We have seen that problems describe concrete instances of worlds and agents, filling with specific details some parts of the world that are left blank in the world description (like the types of number of agents, initial states, etc). It is sometimes useful to define which additional parameters or configuration variables about the world are required in a problem.

For example, we could create a variation of the vacuum cleaner world where the status sensor fails (returning “Clean” independently of the location status) with some small random chance. We could define that sensor as

role ...
    sensor = SensorReading(
        bernoulli(0.03, state[agent.location], Clean),
        agent.location)

Here we have forced the sensor failure probability to 3% using the bernoulli builtin which chooses with a given probability between two values. It would be better to define a failure probability p, and then let the problem definer set this to a relevant value. One possible workaround for this is to add a state variable that actually never changes; but this forces us to use a more complex type for the state and apply a lot of minor changes. The solution to this problem provided by Walnut are configuration variables. As the world definer, you only decide what are the variable names and their types, in a section after the role definitions.

role ...
role ...

config
    p: Number
    other_config: String

You can use as many configuration variables as you want, of any type. You then can access their values through the config variable

role ...
    sensor = SensorReading(
        bernoulli(config.p, state[agent.location], Clean),
        agent.location)

In the problem definition, you will see a configuration section where you can enter a value for p (for example: 0.03).

The problem configuration must set values for all the configuration variables defined in the world. But it can additionally define some extra variables, which can be useful on defining specific settings for the problem.
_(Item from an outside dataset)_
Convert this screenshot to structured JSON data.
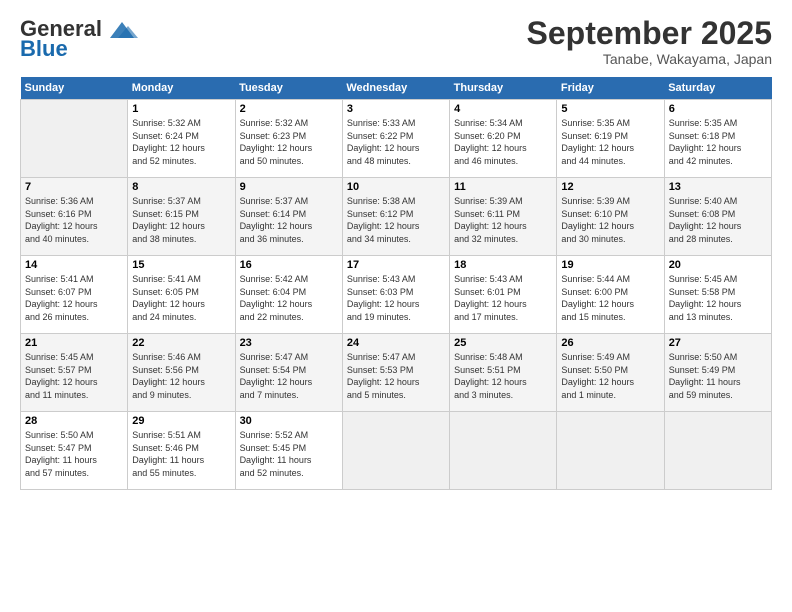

For example, assume a world that describes many agent moving on a map, and a problem where they must race to reach first a given goal position; then you can add a configuration variable "goal" (setting it to a point value) , and then set the performance function as:

if agent.location == config.goal then 1 else 0

The above is useful and valid even if the world does not define the goal configuration variable. Writing it in that way makes it easier to edit and update the value of the variable.

The configuration information is recorded on the trace, so it is available on the visualization definition. That allows, in the example above, marking a flag at the goal position with

sprite {
    x = config.goal.x
    y = config.goal.y
    image = ":triangular_flag_on_post: "
}

If you want to add configuration options per agent, there are two alternatives. You can add a configuration variable of dictionary type, containing agent ids as keys and the value to configure as related value. Alternatively, it is typically easy to add the variables to the agent state without creating many problems, and it is easier to refer to them in the rest of the definition. However, having them as state means that you should make sure that no actuator accidentally changes them.